Казалось, мы простояли там не меньше часа. Потом я услышал мотор где-то вдалеке и, когда показался автобус, вышел на дорогу, чтобы помахать шофёру. Он остановился чуть ли в квартале от нас. Я схватил чемодан, и мы побежали к автобусу — шофёр уже открывал дверь. Тётя Мэй поднялась на первую ступеньку, потом снова спустилась и поцеловала меня, и я поцеловал её в ответ. Я хотел попросить её не уезжать, но вместо этого отдал ей чемодан, и дверь закрылась. Я разглядел, как она машет мне из темноты салона. Я помахал в ответ и улыбнулся. Потом мотор завёлся, и автобус тронулся. Выхлоп ударил мне в нос, и я отступил обратно на тротуар, и смотрел вслед автобусу, пока он не скрылся за дальним холмом, и больше я тётю Мэй не видел.
Девять
Когда я вернулся к дому, уже темнело. Всю дорогу вверх по тропинке я размышлял, скоро ли ждать билетов от тёти Мэй и что делать, пока они не придут. Ветер совсем разбушевался. Чтобы не замёрзнуть, недалеко от дома я перешёл на бег. Тропинку я знал наизусть, так что закрыл глаза и не открывал, пока шлак не захрустел под ногами.

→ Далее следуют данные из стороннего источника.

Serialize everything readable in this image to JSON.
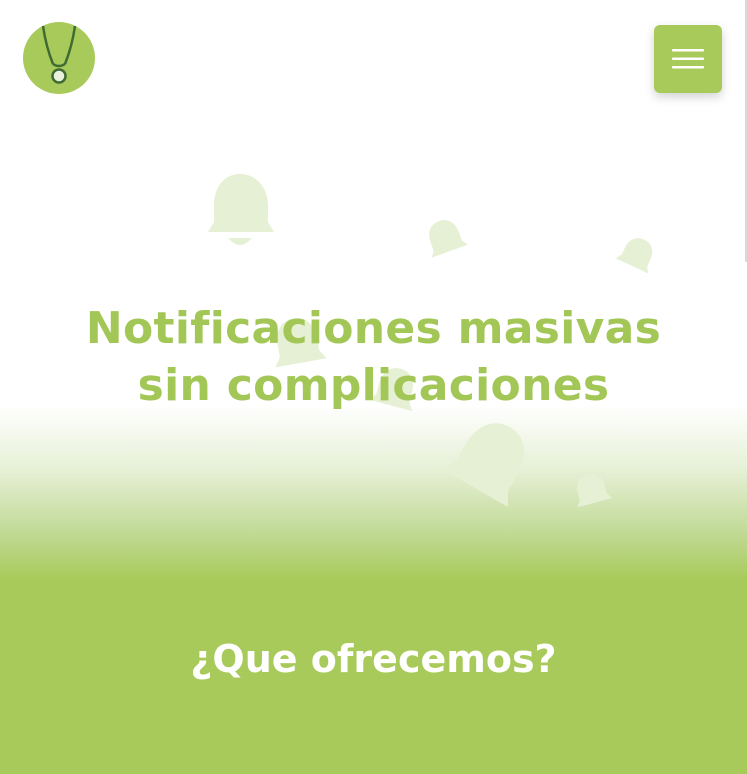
{
  "header": {
    "logo_icon": "exclamation-bell-logo-icon",
    "menu_icon": "hamburger-menu-icon"
  },
  "hero": {
    "title_line1": "Notificaciones masivas",
    "title_line2": "sin complicaciones"
  },
  "offer": {
    "title": "¿Que ofrecemos?"
  },
  "colors": {
    "brand_green": "#a8ca5a",
    "title_green": "#a2c757",
    "logo_ring": "#3f6b33",
    "bell_faded": "#e4efd2"
  }
}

Войдя в дом, я закрыл окна, потому что ветер продувал все комнаты насквозь и было холодно, как на улице. Я зажёг старую плиту на кухне, вскрыл банку кукурузы и опрокинул в кастрюлю. Потом я подумал, где может быть мама. Я распахнул заднюю дверь и позвал, стараясь перекричать ветер, но потом вспомнил, что она никогда не откликается, когда её зовут, да и всё равно всегда возвращается, когда на улице темнеет. Темнота её пугала.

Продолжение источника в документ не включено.